La prise du pouvoir par les militaires ouvre une nouvelle page dans un pays qui connait une crise sans précédent. La situation continue de se détériorer gravement. Le taux de la population vivant en dessous du seuil de pauvreté atteint 41,1% en 2019 et pourrait augmenter encore de 800 000 personnes en 2020.

 

Le déroulement du coup d’État prouve qu’il a été soigneusement préparé. Le 18 août les mutins s’emparent simultanément des casernes de Kati et de N’Tominkorobougou, des troupes sont envoyées pour procéder aux arrestations des personnages clefs du régime, le Président de la République Ibrahim Boubacar Keïta (BK) son premier ministre Boubou Cissé ainsi que le ministre des Affaires étrangères Tiébilé Dramé celui des Finances Abdoulaye Daffé, et le général Ibrahim Dahirou Dembelé ministre de la Défense.

 

Putsch sur fond de défiance populaire

Aussitôt, les auteurs du coup d’État proclament la création d’un Comité National pour le Salut du Peuple (CNSP) et s’arrangent pour que Keïta lui-même annonce sa démission, celle de son gouvernement et la dissolution de l’Assemblée nationale, permettant ainsi de garder un vernis constitutionnel, même si cela ne trompe personne.

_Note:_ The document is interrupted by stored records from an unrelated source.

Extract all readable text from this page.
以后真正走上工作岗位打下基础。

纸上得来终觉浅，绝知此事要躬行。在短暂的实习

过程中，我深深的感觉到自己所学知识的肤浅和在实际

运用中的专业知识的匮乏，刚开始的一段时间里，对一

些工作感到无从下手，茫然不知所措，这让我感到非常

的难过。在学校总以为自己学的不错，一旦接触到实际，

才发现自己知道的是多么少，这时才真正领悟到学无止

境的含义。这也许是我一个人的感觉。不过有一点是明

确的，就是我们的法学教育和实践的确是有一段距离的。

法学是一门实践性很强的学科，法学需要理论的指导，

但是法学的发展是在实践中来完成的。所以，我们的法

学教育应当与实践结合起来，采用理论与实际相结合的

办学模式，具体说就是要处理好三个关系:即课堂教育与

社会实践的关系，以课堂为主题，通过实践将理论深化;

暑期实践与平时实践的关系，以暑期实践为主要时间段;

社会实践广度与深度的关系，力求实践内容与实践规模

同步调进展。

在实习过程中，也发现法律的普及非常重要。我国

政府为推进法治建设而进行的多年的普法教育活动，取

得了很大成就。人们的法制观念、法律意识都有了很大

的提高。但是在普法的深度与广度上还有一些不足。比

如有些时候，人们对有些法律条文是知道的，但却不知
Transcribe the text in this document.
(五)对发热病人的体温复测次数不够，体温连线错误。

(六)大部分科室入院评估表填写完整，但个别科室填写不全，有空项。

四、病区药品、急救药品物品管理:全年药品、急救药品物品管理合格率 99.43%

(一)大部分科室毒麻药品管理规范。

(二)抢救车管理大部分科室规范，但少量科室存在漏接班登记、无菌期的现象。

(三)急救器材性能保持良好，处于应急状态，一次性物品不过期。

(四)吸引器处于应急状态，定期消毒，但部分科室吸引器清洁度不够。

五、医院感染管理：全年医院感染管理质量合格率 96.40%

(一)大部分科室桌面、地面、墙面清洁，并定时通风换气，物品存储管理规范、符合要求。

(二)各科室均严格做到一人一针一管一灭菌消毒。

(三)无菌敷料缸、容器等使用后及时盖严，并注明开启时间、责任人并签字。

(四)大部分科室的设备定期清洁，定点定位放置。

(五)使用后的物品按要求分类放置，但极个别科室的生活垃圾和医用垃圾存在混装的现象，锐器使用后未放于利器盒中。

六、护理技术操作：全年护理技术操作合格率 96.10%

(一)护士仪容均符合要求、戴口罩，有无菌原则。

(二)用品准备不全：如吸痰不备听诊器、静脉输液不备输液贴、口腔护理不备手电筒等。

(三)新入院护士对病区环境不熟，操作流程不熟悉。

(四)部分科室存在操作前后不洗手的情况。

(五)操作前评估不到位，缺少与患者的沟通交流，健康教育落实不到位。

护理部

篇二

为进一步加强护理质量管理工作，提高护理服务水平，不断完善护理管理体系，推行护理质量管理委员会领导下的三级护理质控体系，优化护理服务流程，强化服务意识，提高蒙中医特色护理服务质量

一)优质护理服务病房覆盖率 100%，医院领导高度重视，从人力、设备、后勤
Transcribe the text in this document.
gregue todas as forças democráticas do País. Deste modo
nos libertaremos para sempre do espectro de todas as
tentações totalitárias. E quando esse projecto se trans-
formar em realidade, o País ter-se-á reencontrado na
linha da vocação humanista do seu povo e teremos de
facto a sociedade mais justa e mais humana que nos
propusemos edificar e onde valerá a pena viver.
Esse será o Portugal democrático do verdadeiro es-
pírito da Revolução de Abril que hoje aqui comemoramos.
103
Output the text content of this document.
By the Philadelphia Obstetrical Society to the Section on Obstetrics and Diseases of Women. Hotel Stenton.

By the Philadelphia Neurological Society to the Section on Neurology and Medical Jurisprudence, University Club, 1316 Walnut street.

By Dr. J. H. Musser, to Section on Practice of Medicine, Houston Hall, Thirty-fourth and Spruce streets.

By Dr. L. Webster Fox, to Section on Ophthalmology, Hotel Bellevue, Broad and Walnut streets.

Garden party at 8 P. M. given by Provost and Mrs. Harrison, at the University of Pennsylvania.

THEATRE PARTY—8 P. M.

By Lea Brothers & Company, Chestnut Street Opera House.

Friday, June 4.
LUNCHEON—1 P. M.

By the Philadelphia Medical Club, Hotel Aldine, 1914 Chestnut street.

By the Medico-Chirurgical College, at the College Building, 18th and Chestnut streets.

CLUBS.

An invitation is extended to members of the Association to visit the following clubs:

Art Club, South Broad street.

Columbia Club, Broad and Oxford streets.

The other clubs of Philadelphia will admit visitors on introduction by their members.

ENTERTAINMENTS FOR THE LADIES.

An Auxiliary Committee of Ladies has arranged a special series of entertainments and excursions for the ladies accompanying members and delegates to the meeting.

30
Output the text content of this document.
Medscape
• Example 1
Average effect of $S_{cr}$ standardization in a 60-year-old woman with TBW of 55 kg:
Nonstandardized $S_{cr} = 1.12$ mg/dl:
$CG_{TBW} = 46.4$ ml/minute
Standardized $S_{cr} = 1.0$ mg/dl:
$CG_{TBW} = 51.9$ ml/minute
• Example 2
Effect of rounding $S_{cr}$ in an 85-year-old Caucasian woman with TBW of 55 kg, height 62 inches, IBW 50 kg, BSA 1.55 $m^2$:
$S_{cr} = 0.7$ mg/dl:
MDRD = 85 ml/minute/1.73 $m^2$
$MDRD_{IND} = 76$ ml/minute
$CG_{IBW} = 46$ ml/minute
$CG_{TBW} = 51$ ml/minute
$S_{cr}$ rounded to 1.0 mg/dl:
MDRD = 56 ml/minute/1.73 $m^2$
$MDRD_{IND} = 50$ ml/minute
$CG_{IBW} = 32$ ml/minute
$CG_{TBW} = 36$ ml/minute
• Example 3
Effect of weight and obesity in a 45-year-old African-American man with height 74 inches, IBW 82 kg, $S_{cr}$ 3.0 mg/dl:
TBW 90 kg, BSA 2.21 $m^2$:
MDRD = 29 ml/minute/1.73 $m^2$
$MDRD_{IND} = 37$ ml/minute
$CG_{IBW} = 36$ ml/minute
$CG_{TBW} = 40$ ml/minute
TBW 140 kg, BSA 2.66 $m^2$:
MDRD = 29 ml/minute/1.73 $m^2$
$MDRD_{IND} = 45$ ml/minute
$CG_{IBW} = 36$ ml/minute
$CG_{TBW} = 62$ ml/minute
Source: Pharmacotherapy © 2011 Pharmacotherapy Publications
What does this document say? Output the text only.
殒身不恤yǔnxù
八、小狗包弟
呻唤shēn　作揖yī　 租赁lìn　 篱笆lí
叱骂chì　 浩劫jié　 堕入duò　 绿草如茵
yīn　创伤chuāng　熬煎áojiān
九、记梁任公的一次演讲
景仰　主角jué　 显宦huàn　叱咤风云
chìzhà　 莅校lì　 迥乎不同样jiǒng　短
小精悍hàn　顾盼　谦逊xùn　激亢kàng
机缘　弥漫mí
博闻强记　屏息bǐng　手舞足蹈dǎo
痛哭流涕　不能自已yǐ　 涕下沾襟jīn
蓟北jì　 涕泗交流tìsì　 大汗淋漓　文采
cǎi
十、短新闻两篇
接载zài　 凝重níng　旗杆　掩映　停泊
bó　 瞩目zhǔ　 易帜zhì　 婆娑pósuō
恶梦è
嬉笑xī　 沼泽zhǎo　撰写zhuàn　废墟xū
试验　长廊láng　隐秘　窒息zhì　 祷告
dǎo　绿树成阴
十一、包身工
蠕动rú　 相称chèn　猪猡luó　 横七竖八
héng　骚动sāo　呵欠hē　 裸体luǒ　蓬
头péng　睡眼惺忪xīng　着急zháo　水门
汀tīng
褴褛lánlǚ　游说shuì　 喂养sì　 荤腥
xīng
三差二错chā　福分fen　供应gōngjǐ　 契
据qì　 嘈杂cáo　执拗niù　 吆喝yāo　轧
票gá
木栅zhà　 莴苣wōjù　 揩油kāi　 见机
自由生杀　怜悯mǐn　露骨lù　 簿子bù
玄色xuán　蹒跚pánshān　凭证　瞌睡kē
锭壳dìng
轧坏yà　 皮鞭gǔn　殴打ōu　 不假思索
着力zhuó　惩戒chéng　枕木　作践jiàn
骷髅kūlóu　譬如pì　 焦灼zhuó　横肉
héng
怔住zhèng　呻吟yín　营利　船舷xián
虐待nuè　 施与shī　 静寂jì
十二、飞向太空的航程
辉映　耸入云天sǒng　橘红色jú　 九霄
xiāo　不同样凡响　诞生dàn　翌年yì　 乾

Si les putschistes sont pour la plupart des officiers supérieurs, ils ne sont pas pour autant intégrés au premier cercle des personnalités du régime. Certains d’entre eux ont mené la guerre contre les rebelles du nord Mali, c’est le cas du colonel Assimi Goïta, président du CNSP il était le Commandant du bataillon autonome des forces spéciales et a combattu les djihadistes dans le nord du pays de 2002 à 2008. Le numéro deux du CNSP Malick Diaw était adjoint du commandant de la zone militaire de Kati, et est considéré comme la cheville ouvrière du coup d’Etat. Ismaël Wagué porte-parole du CNSP était le chef d’état-major adjoint de l’armée de l’air des forces armées maliennes.

Pour paraphraser une publicité d’une multinationale de l’high-tech : les populations en ont rêvé, les putschistes l’ont réalisé, sauf que dans ce cas, les populations n’ont pas fait que rêver, elles se sont massivement mobilisées contre le régime en place avec des manifestations massives.

Le déclencheur de cette mobilisation qui a commencé début juin a été la décision du Conseil constitutionnel de modifier le résultat des élections législatives d’une trentaine de circonscriptions en faveur des candidats du pouvoir.

Le taux d’abstention des élections présidentielles en 2018 pour le premier tour était de 57% et pour le second tour de plus de de 65%. Cette abstention s’est maintenue lors des dernières élections législatives démontrant le désintérêt de la population pour une classe politique largement discréditée.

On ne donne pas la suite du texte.